2. Big Brother is watching and would like to offer you a latte
Companies like to know what you’re doing (credit for this headline goes to a co-worker who shall remain anonymous) and sell you an item based on that activity. Your telemetry data, for example, might indicate that you’ve installed an app and the company knows where you are in the mall. A huge amount of big data horsepower goes into predicting what you might want to buy at any given moment.
3. Measuring the effectiveness of marketing
Marketing people do “things,” and they want to know what those things were and how they relate to their KPIs. This is again fundamentally a BI project and often involves a fair amount of change data capture (CDC) and ETL or data consolidation. The actual KPIs they measure varies a lot. Sometimes these involve cubes in tools like Kylin or Greenplum. Other times these cross over into the next category: social media.
4. Taking the temperature of social media
People are talking … a lot. Sometimes they talk about you (or, rather, your company), often in a public or semipublic social network. A lot can be learned from this, such as: How do people feel about your brand? Are your marketing efforts working? If the USGS can detect earthquakes and their magnitude from Twitter, then certainly you can learn whether your new ad campaign caused a stir or fell flat. For some industry verticals, this data capture goes well beyond Twitter and Facebook, thanks to specialized social networks.
5. Slogging through logs
Whether you’re intent on detecting intruders or you think the auditors are coming, you need to capture logs and make them searchable. Splunk has made a killing here, but there are other, more flexible options in big data.
6. Because I don’t want to buy Teradata
This is not Teradata’s year. Big data has eaten at the edges (including the growth frontier), and now Apache Kylin has made cubes available to everyone. MPP as a distributed system is becoming more significant, thanks to Impala and HAWQ/Greenplum. There’s less room for a big expensive item that only does that thing and doesn’t fit in with other data analytics efforts — and can’t go to the cloud unless it’s a single vendor’s weird, proprietary cloud.
7. Plain old extract, tranform, load
ETL is still probably the most common Hadoop workload today — and I’d venture to say that ETL is the most common nonstreaming workload for Spark. By the way, 100 startups have come out of the woodwork claiming to handle this task.
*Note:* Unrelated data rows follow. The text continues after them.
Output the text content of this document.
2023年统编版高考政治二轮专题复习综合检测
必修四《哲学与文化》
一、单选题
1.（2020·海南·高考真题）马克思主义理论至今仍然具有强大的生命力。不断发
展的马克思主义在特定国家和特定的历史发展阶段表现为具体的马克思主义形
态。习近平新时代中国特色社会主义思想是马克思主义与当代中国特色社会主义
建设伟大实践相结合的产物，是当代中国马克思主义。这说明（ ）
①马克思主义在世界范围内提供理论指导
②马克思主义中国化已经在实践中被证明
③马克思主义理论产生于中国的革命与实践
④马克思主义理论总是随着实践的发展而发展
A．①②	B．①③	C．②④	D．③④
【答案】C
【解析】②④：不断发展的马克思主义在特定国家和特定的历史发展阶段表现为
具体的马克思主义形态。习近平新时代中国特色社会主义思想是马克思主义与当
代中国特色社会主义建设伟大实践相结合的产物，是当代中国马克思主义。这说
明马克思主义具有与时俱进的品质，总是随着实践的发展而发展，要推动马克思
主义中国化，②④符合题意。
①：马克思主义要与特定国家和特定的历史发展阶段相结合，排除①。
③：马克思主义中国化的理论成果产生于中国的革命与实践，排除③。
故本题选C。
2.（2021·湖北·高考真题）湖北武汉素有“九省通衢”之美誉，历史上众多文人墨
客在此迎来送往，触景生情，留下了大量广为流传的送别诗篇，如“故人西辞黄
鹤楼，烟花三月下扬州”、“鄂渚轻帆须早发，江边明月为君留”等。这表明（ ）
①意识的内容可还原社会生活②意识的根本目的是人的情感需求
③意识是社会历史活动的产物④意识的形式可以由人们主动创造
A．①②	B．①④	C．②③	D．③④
8. Capture sensor data now, figure out what to do with it later
Whether it’s the power grid, manufacturing, water pumps, or people driving around, stuff is telling us things. Those things need to be captured. Some people have even figured out what do with the data, but capturing it in time is the first big step, because many people feel it’s technically hard.
Note that I usually push people to start thinking about analytics early in their big data projects. Why? Because sizing and designing a flow is far easier up front than rethinking the whole arrangement when the data is already in a box. But sometimes you need to ingest and hope for the best.
Over the past year, I’ve seen a few other project types, but most use cases fit in one of these eight categories. What do you folks see in the wild?